M. Ssekajja a noté que l’Ouganda a connu la plus longue période de confinement COVID-19 au monde, avec des écoles totalement ou partiellement fermées pendant plus de 83 semaines. Cette mesure, ainsi que d’autres mesures telles que les couvre-feux, l’auto-isolement, l’interdiction des transports publics et des rassemblements, ont eu un impact significatif sur l’accès des jeunes aux informations et aux services de prévention du VIH et, tout aussi important, sur leur vie en général.
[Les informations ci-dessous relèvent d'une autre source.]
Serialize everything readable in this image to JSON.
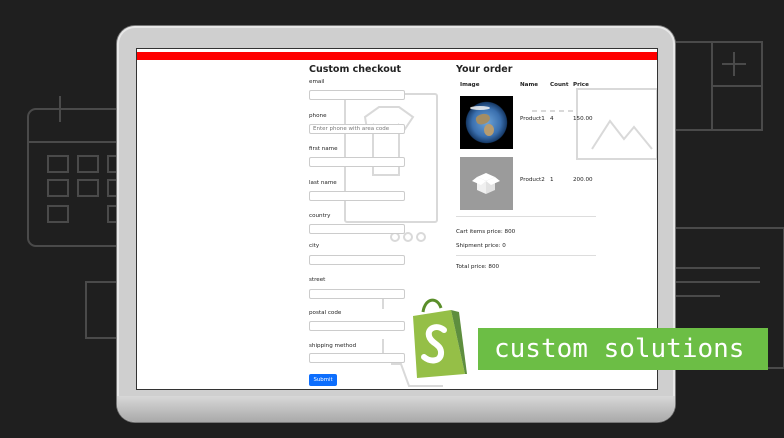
{
  "brand": {
    "tagline": "custom solutions"
  },
  "checkout": {
    "title": "Custom checkout",
    "fields": [
      {
        "label": "email",
        "placeholder": ""
      },
      {
        "label": "phone",
        "placeholder": "Enter phone with area code"
      },
      {
        "label": "first name",
        "placeholder": ""
      },
      {
        "label": "last name",
        "placeholder": ""
      },
      {
        "label": "country",
        "placeholder": ""
      },
      {
        "label": "city",
        "placeholder": ""
      },
      {
        "label": "street",
        "placeholder": ""
      },
      {
        "label": "postal code",
        "placeholder": ""
      },
      {
        "label": "shipping method",
        "placeholder": ""
      }
    ],
    "submit_label": "Submit"
  },
  "order": {
    "title": "Your order",
    "columns": [
      "Image",
      "Name",
      "Count",
      "Price"
    ],
    "rows": [
      {
        "image": "earth-image",
        "name": "Product1",
        "count": "4",
        "price": "150.00"
      },
      {
        "image": "box-image",
        "name": "Product2",
        "count": "1",
        "price": "200.00"
      }
    ],
    "cart_items_price": "Cart items price: 800",
    "shipment_price": "Shipment price: 0",
    "total_price": "Total price: 800"
  },
  "colors": {
    "topbar": "#ff0000",
    "submit": "#0d6efd",
    "banner": "#6cbe45",
    "background": "#1f1f1f"
  }
}
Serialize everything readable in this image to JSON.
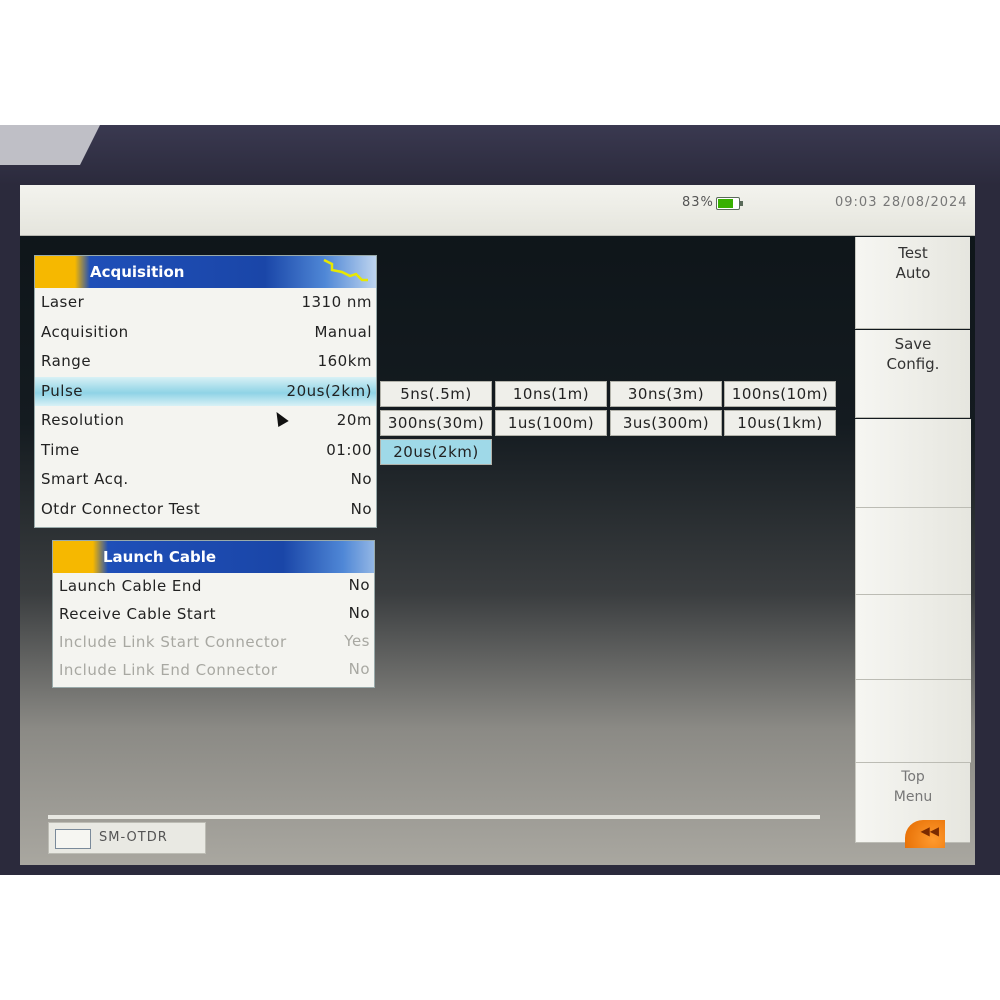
{
  "status_bar": {
    "battery_percent": "83%",
    "clock": "09:03  28/08/2024",
    "battery_color": "#38b000"
  },
  "softkeys": {
    "test": "Test\nAuto",
    "save": "Save\nConfig.",
    "top_menu": "Top\nMenu"
  },
  "acquisition": {
    "title": "Acquisition",
    "rows": [
      {
        "label": "Laser",
        "value": "1310 nm"
      },
      {
        "label": "Acquisition",
        "value": "Manual"
      },
      {
        "label": "Range",
        "value": "160km"
      },
      {
        "label": "Pulse",
        "value": "20us(2km)"
      },
      {
        "label": "Resolution",
        "value": "20m"
      },
      {
        "label": "Time",
        "value": "01:00"
      },
      {
        "label": "Smart Acq.",
        "value": "No"
      },
      {
        "label": "Otdr Connector Test",
        "value": "No"
      }
    ]
  },
  "pulse_options": [
    "5ns(.5m)",
    "10ns(1m)",
    "30ns(3m)",
    "100ns(10m)",
    "300ns(30m)",
    "1us(100m)",
    "3us(300m)",
    "10us(1km)",
    "20us(2km)"
  ],
  "launch_cable": {
    "title": "Launch Cable",
    "rows": [
      {
        "label": "Launch Cable End",
        "value": "No"
      },
      {
        "label": "Receive Cable Start",
        "value": "No"
      },
      {
        "label": "Include Link Start Connector",
        "value": "Yes"
      },
      {
        "label": "Include Link End Connector",
        "value": "No"
      }
    ]
  },
  "bottom_tab": {
    "label": "SM-OTDR"
  },
  "colors": {
    "header_blue": "#1f4fb8",
    "header_accent": "#f6b800",
    "selection": "#8fd3e6"
  }
}
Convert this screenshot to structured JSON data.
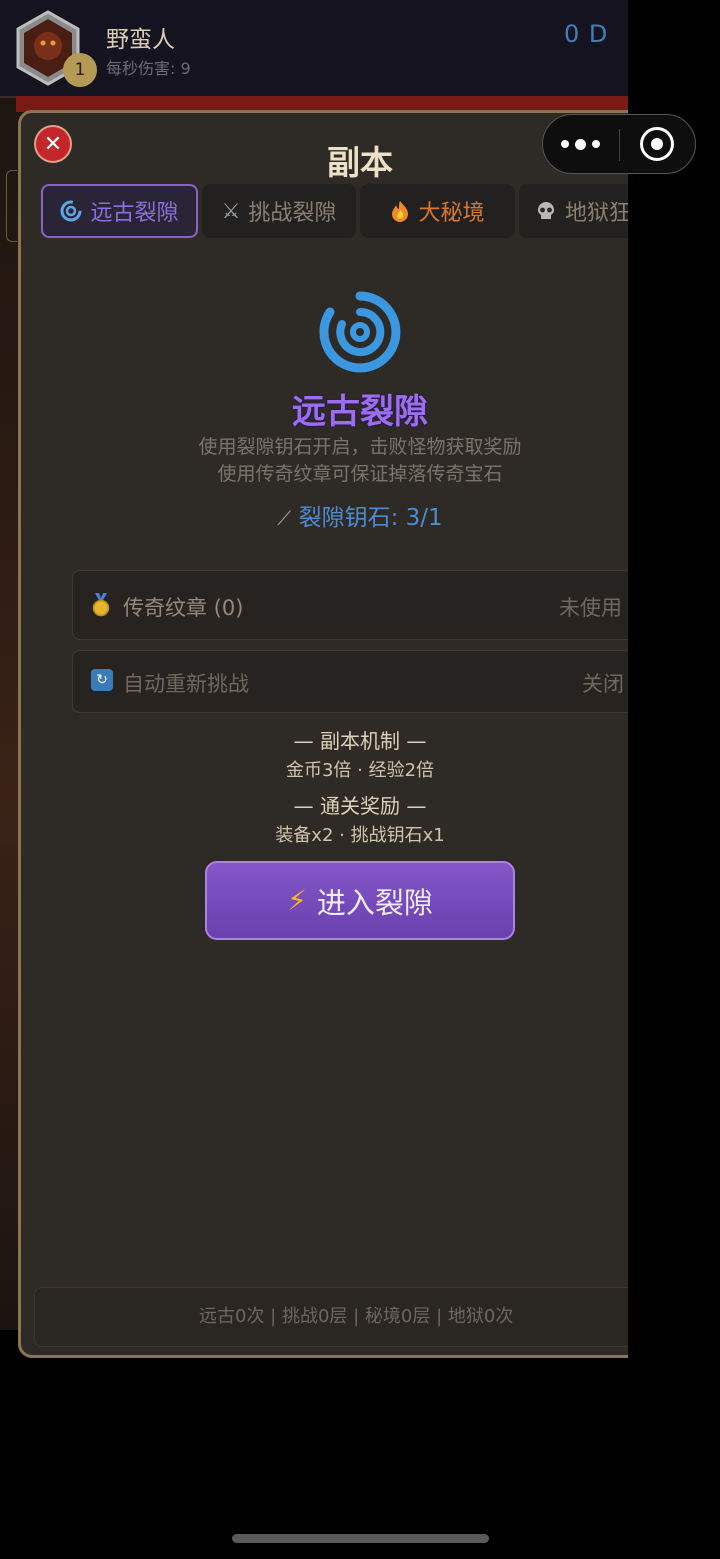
{
  "player": {
    "name": "野蛮人",
    "level": "1",
    "dps_label": "每秒伤害: 9",
    "currency": "0 D"
  },
  "modal": {
    "title": "副本",
    "close_symbol": "✕"
  },
  "tabs": [
    {
      "label": "远古裂隙",
      "icon": "swirl-icon",
      "active": true
    },
    {
      "label": "挑战裂隙",
      "icon": "crossed-swords-icon",
      "active": false
    },
    {
      "label": "大秘境",
      "icon": "fire-icon",
      "active": false
    },
    {
      "label": "地狱狂",
      "icon": "skull-icon",
      "active": false
    }
  ],
  "rift": {
    "title": "远古裂隙",
    "desc_line1": "使用裂隙钥石开启，击败怪物获取奖励",
    "desc_line2": "使用传奇纹章可保证掉落传奇宝石",
    "key_label": "裂隙钥石: 3/1"
  },
  "options": {
    "legend_seal": {
      "label": "传奇纹章 (0)",
      "value": "未使用"
    },
    "auto_retry": {
      "label": "自动重新挑战",
      "value": "关闭"
    }
  },
  "mechanics": {
    "heading": "— 副本机制 —",
    "text": "金币3倍 · 经验2倍"
  },
  "rewards": {
    "heading": "— 通关奖励 —",
    "text": "装备x2 · 挑战钥石x1"
  },
  "enter_button": {
    "label": "进入裂隙"
  },
  "footer": {
    "stats": "远古0次 | 挑战0层 | 秘境0层 | 地狱0次"
  },
  "colors": {
    "accent_purple": "#8c6fe0",
    "key_blue": "#4f8bd0",
    "close_red": "#c4262a",
    "button_purple": "#7448b8"
  }
}
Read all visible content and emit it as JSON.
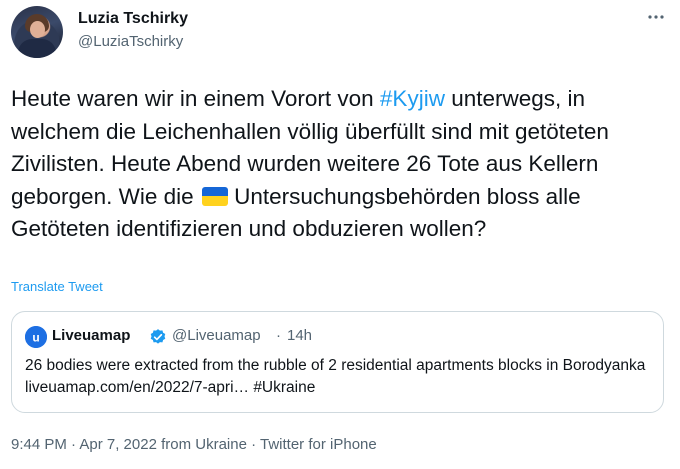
{
  "author": {
    "name": "Luzia Tschirky",
    "handle": "@LuziaTschirky"
  },
  "tweet": {
    "text_before_hashtag": "Heute waren wir in einem Vorort von ",
    "hashtag": "#Kyjiw",
    "text_after_hashtag": " unterwegs, in welchem die Leichenhallen völlig überfüllt sind mit getöteten Zivilisten. Heute Abend wurden weitere 26 Tote aus Kellern geborgen. Wie die ",
    "flag_icon": "ukraine-flag-emoji",
    "text_after_flag": " Untersuchungsbehörden bloss alle Getöteten identifizieren und obduzieren wollen?"
  },
  "translate_label": "Translate Tweet",
  "more_icon": "more-options-icon",
  "quote": {
    "name": "Liveuamap",
    "verified_icon": "verified-badge-icon",
    "handle": "@Liveuamap",
    "separator": "·",
    "time": "14h",
    "text": "26 bodies were extracted from the rubble of 2 residential apartments blocks in Borodyanka liveuamap.com/en/2022/7-apri…  #Ukraine"
  },
  "meta": {
    "timestamp": "9:44 PM · Apr 7, 2022 from Ukraine · Twitter for iPhone"
  },
  "colors": {
    "link": "#1d9bf0",
    "muted": "#536471",
    "text": "#0f1419",
    "border": "#cfd9de"
  }
}
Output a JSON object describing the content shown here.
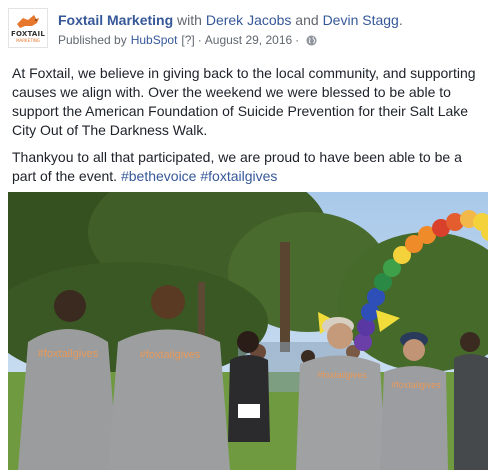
{
  "post": {
    "page_name": "Foxtail Marketing",
    "with_word": " with ",
    "tag_1": "Derek Jacobs",
    "and_word": " and ",
    "tag_2": "Devin Stagg",
    "period": ".",
    "published_by": "Published by",
    "publisher": "HubSpot",
    "publisher_help": "[?]",
    "separator": "·",
    "date": "August 29, 2016",
    "logo_text": "FOXTAIL",
    "logo_subtext": "MARKETING",
    "privacy_icon": "globe-icon"
  },
  "body": {
    "paragraph_1": "At Foxtail, we believe in giving back to the local community, and supporting causes we align with. Over the weekend we were blessed to be able to support the American Foundation of Suicide Prevention for their Salt Lake City Out of The Darkness Walk.",
    "paragraph_2_text": "Thankyou to all that participated, we are proud to have been able to be a part of the event. ",
    "hashtag_1": "#bethevoice",
    "hashtag_2": "#foxtailgives"
  },
  "photo": {
    "shirt_text": "#foxtailgives",
    "colors": {
      "sky": "#bcd6ee",
      "trees": "#3f5e28",
      "grass": "#7fa64a",
      "shirt": "#9a9c9e",
      "balloon_red": "#d8402b",
      "balloon_orange": "#f08b2a",
      "balloon_yellow": "#f4d23c",
      "balloon_blue": "#2e4fb8",
      "balloon_purple": "#6b3fa8"
    }
  },
  "colors": {
    "link": "#365899",
    "text": "#1d2129",
    "muted": "#616770",
    "brand_orange": "#e8772e"
  }
}
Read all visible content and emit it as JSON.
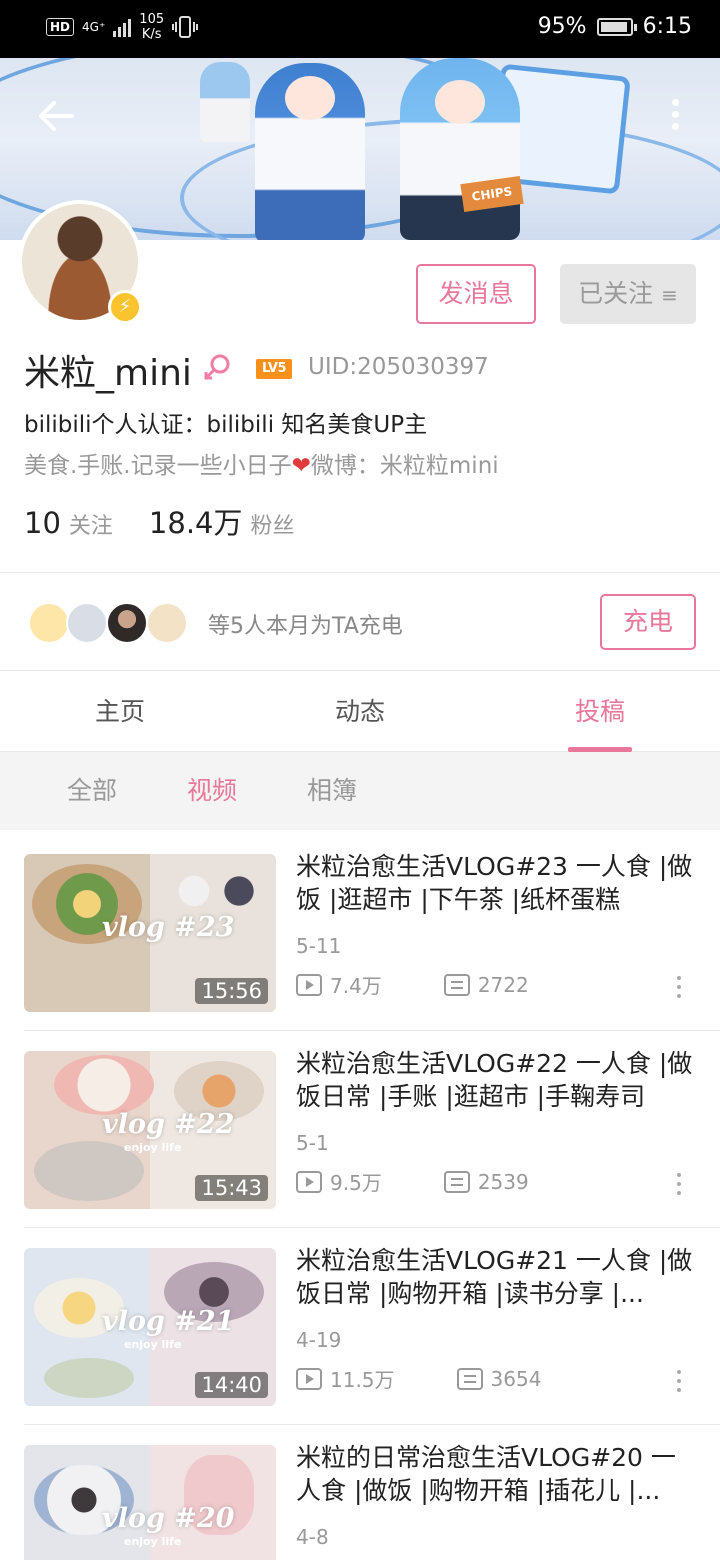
{
  "status_bar": {
    "hd": "HD",
    "network": "4G⁺",
    "speed_value": "105",
    "speed_unit": "K/s",
    "battery": "95%",
    "time": "6:15"
  },
  "banner": {
    "chips_text": "CHIPS"
  },
  "profile": {
    "name": "米粒_mini",
    "level": "LV5",
    "uid": "UID:205030397",
    "official": "bilibili个人认证：bilibili 知名美食UP主",
    "sign_part1": "美食.手账.记录一些小日子",
    "sign_heart": "❤",
    "sign_part2": "微博：米粒粒mini",
    "following_count": "10",
    "following_label": "关注",
    "fans_count": "18.4万",
    "fans_label": "粉丝"
  },
  "actions": {
    "message": "发消息",
    "followed": "已关注",
    "followed_icon": "≡"
  },
  "charge": {
    "text": "等5人本月为TA充电",
    "button": "充电"
  },
  "tabs": [
    {
      "label": "主页",
      "active": false
    },
    {
      "label": "动态",
      "active": false
    },
    {
      "label": "投稿",
      "active": true
    }
  ],
  "subtabs": [
    {
      "label": "全部",
      "active": false
    },
    {
      "label": "视频",
      "active": true
    },
    {
      "label": "相簿",
      "active": false
    }
  ],
  "videos": [
    {
      "title": "米粒治愈生活VLOG#23  一人食 |做饭 |逛超市 |下午茶 |纸杯蛋糕",
      "date": "5-11",
      "views": "7.4万",
      "danmaku": "2722",
      "duration": "15:56",
      "watermark": "vlog #23",
      "watermark_sub": ""
    },
    {
      "title": "米粒治愈生活VLOG#22  一人食 |做饭日常 |手账 |逛超市 |手鞠寿司",
      "date": "5-1",
      "views": "9.5万",
      "danmaku": "2539",
      "duration": "15:43",
      "watermark": "vlog #22",
      "watermark_sub": "enjoy life"
    },
    {
      "title": "米粒治愈生活VLOG#21  一人食 |做饭日常 |购物开箱 |读书分享 |...",
      "date": "4-19",
      "views": "11.5万",
      "danmaku": "3654",
      "duration": "14:40",
      "watermark": "vlog #21",
      "watermark_sub": "enjoy life"
    },
    {
      "title": "米粒的日常治愈生活VLOG#20 一人食 |做饭 |购物开箱 |插花儿 |...",
      "date": "4-8",
      "views": "",
      "danmaku": "",
      "duration": "",
      "watermark": "vlog #20",
      "watermark_sub": "enjoy life"
    }
  ],
  "colors": {
    "accent": "#e9779b",
    "level_badge": "#f8901c",
    "verified_badge": "#fbc42e"
  }
}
Il a rendu compte d’une étude utilisant des méthodes mixtes qui comprenait notamment des discussions de groupe et une enquête en ligne mobile. Cette étude a examiné l’impact des mesures de prévention sur la santé et les droits sexuels et reproductifs des jeunes (SRHR en anglais, PSSR en français) parmi près de 700 jeunes en Ouganda. Tous les répondants avaient entre 18 et 30 ans et étaient répartis équitablement entre hommes et femmes. Les conclusions qualitatives montrent que les groupes de soutien n’ont pas pu se réunir. Les services médicaux tels que l’accès aux médicaments, les tests de charge virale et les contraceptifs ont été perturbés ; par exemple, 55% des personnes qui avaient besoin d’un test pour les infections sexuellement transmissibles (IST) incluant le VIH et/ou d’un traitement n’ont pas pu accéder aux services.

Le manque d’informations crédibles a été une pierre d’achoppement majeure. Ssekajja a constaté que 34% des hommes et 29% des femmes avaient peur d’attraper l’infection au COVID-19 dans les établissements de santé. En outre, les personnes interrogées ont ressenti une stigmatisation et une vulnérabilité accrues au sein de groupes déjà vulnérables.

Il n’y a rien de révolutionnaire dans ses recommandations, elles relèvent toutes du bon sens :

  • Les services de prévention, de soins et de traitement du VIH doivent rester cruciaux à tout moment, y compris en cas de pandémie.
  • Donner la priorité à la santé mentale des jeunes vivant avec le VIH.
  • Combattre la stigmatisation.
  • S’attaquer aux problèmes de rupture de stock, de distribution et d’adhésion aux médicaments antirétroviraux (ARV).
  • Garantir l’accès à la prophylaxie pré et post-exposition (PrEP et PEP).
  • Intégrer l’éducation sexuelle dans l’apprentissage en ligne.
  • Fournir un soutien économique aux jeunes, y compris à ceux qui vivent avec le VIH.

Ce qui est significatif, c’est qu’il s’agissait d’une véritable étude de l’impact de COVID-19. Nous savons que les jeunes ont souffert, ce qui nous a manqué, ce sont les données. Cette étude de cas nationale fait partie d’une étude menée dans six pays et permettra de faire la lumière sur le coût non comptabilisé de cette pandémie. C’est une recherche à suivre de près.